When you view my portfolio, you will quickly see that the Southwest is among my top photographic destinations. The appeal to me is how the light transforms a barren desert environment from a land of dry, harsh conditions, into a three dimensionality of reflected light on sandstone, with aquamarine water pools, rivers, and beautiful color. The conditions can be unforgiving at times, and a day or more of withstanding the dry heat and sun will reward one with just a few minutes of a beautiful soft glow at the beginning and end of every day. The soft light just before dusk, and just after dawn, transforms the colors of the sandstone in a variety of ways. One particular place that illustrates this phenomenon well is Coyote Buttes North around the Utah/Arizona border. A short hike past the iconic "Wave" formation is a second formation that many people either don't know about, or don't bother sticking around until sunset to photograph. I've heard many people even say they walked right past it. Why? During the day, the sandstone is washed out from the bright sunlight, and may be unrecognizable to those who have only seen it in photographs taken very late in the day.
The first shot ("Encore" - Prints Available) was taken just a few moments before the sun set below the horizon. The last light of the sun caused the sandstone to "glow" in warm, soft light. The background hills were in shadow, and thus rendered very dark relative to the direct illumination on the rock.
The second shot ("Candyland" - Prints Available) was taken just a few moments after the sun set. The red, pink, and orange hues not visible with direct light immediately showed in the afterglow of the sun. Only about 5-10 minutes had lapsed between the first and second shot.
As you can see, the power of light caused a complete transformation in the color and contrast, and each shot has a completely different mood to it.
The Southwest is full of hidden gems, and there are many more similar examples that can be found. Photography in the southwest can be quite rewarding, but does require patience, pre-visualizaion, and being in the right place at the right time.

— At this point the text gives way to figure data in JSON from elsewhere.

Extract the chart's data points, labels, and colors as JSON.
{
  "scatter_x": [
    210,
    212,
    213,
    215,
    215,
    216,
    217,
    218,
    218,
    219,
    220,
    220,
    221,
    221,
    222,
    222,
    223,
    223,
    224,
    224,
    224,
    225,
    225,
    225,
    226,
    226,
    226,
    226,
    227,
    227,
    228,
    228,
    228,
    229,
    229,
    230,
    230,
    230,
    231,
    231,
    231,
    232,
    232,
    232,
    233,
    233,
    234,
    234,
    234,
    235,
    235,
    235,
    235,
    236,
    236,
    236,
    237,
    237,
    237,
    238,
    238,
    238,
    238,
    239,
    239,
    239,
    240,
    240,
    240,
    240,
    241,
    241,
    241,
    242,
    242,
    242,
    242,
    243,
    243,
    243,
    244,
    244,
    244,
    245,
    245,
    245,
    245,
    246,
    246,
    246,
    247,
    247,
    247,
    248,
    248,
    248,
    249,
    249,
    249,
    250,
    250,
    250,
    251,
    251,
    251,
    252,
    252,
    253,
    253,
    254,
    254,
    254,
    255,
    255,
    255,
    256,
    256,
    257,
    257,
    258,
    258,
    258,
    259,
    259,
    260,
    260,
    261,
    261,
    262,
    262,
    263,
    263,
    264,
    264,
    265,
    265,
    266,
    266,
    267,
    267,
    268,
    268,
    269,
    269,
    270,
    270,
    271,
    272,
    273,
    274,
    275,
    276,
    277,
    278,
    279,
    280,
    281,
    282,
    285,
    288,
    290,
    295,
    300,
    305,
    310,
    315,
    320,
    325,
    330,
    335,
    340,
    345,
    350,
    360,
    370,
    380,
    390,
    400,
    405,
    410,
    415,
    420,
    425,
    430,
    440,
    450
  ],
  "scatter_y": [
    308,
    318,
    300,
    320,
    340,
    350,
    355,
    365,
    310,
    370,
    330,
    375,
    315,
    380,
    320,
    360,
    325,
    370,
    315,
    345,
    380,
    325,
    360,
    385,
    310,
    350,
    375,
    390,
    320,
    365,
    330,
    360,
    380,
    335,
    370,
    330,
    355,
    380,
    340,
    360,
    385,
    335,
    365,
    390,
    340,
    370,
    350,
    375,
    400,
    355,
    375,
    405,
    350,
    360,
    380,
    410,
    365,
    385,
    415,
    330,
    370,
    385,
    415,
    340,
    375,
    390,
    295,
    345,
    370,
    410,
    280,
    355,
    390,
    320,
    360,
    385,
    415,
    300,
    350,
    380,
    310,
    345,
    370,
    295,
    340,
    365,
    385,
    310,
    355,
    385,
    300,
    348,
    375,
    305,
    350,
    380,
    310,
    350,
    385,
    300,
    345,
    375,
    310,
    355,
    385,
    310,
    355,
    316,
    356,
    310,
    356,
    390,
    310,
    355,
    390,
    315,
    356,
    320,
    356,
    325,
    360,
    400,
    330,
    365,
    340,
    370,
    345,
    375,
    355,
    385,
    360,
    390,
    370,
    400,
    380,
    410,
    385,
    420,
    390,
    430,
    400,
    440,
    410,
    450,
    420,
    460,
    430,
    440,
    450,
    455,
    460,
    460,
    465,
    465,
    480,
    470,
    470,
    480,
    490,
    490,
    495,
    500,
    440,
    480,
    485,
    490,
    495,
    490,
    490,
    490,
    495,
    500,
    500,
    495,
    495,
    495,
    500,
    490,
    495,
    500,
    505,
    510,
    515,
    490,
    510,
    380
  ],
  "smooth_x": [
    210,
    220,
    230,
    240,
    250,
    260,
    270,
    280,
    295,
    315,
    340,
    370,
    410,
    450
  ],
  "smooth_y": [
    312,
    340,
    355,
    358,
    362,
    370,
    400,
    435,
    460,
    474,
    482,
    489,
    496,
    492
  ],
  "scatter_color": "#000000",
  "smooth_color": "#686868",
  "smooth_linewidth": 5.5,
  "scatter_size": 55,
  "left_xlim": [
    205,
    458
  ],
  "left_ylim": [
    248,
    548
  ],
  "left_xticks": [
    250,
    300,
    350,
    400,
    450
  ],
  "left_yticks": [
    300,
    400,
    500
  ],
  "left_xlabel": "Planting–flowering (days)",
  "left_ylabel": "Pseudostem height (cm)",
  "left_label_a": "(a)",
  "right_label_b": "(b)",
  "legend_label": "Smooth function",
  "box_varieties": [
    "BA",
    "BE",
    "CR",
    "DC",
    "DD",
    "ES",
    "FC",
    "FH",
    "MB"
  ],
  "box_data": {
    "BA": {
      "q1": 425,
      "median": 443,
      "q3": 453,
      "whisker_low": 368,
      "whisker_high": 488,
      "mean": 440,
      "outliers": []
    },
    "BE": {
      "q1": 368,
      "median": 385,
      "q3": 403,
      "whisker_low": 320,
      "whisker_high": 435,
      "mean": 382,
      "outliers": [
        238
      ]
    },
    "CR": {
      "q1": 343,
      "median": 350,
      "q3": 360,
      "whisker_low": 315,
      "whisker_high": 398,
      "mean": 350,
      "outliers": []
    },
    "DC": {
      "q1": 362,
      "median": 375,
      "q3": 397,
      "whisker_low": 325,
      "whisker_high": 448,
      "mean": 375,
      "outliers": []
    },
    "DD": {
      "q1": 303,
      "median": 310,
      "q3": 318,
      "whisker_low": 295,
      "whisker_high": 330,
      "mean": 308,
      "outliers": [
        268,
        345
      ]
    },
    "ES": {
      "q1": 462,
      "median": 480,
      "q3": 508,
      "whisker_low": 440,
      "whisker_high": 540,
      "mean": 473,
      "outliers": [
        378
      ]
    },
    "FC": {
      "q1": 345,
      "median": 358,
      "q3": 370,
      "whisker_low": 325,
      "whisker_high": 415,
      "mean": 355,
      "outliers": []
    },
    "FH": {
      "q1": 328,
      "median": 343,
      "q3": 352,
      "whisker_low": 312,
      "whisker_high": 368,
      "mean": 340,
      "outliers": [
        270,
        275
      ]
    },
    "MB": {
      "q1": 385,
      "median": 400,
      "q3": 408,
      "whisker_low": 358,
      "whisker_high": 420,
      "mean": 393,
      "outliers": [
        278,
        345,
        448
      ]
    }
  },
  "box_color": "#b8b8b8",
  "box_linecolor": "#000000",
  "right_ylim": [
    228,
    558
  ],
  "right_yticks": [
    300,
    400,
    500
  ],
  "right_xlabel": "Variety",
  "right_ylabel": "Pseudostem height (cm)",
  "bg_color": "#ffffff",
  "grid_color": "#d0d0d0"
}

See more on my website: Exploring Light Photography.
Thursday, April 10, 2014
Recently I spent several days in Northern Arizona, with stops in Coyote Buttes, Whitepocket, and remote slot canyons, to name a few. Some popular spots, some not so well known. I needed the dichotomy of bright skies during the day to give reflected light in the slot canyons, and big skies at night for my sunset and sunrise shoots. One particular day I got an incredible show of light at Stud Horse Point. Stud Horse point is an oft-photographed location, both because of its visual interest, and because it is readily accessible, just a short drive outside Page, Arizona. I drove there mid afternoon one day, but had no data access prior to check the weather conditions. There were 40mph winds all afternoon, progressing into the early evening. Being that it was my first time to the area, I did some scouting, but ended up having to seek refuge in my car from time to time after getting blasted with sand in those strong winds. In doing so, I missed a brief rainbow (shucks), but late in the afternoon noticed a wonderful Virga formation in the sky.